As terrifying as this sounds however, fasting diets are mainly safe for the general public. If you’re worried, it is best that you do it under the supervision or approval of a physician.
STARTING FASTING DIET?
This is the answer to the question that we’ve all be dying to know. Should i scrap my current diet and go with fasting diet instead?
To be honest, despite the popularity this diet seems to be gaining with the general public, not to mention the listed benefits of this fasting diet, it is surely compelling to want to start this diet tomorrow. However, please note that most of the researches are currently still just done on animals. We have yet to see all of those mentioned benefits on humans.
For those of you who have tried any other restrictive diets before (i.e. Keto Diet), then you understand just how difficult it is to continue on with the diet long-term.
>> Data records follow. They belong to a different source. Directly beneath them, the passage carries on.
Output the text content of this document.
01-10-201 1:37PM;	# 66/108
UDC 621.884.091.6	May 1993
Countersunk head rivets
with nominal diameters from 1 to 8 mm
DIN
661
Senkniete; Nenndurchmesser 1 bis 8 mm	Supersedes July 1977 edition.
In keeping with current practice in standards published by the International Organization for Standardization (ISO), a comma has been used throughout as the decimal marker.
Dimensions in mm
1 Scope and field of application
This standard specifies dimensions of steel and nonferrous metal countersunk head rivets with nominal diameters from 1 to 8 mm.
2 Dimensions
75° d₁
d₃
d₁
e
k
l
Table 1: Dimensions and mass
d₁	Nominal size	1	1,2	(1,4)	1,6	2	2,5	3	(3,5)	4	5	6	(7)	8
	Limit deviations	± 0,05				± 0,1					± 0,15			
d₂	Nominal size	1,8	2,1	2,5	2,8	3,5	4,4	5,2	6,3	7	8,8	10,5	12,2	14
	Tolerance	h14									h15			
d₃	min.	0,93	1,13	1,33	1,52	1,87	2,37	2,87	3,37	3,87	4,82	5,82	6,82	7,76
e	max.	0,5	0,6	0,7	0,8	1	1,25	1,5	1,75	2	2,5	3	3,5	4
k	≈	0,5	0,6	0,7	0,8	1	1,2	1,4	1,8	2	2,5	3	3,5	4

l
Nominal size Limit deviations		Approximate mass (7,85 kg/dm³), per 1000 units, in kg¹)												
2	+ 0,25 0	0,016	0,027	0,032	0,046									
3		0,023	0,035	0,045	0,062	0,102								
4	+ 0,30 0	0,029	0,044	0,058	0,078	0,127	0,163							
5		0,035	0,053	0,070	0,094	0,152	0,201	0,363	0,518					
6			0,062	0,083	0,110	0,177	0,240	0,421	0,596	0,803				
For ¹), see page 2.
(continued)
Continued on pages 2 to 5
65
Unless you have an impeccable discipline –– which i definitely do not as i quit keto after 1 week –– i’d assume that fasting diets will be just as hard to maintain. With that said however, there is no one-diet-fit-all. There are a lot of dieters out there who have seen the result to this diet and would stand by fasting diet no matter what. And then there are others who were disappointed by it, and decided to drop it.
I think fasting diets would be sustainable if you’re looking for a quick weight loss in a short period of time. However i am unsure if it’s sustainable long term.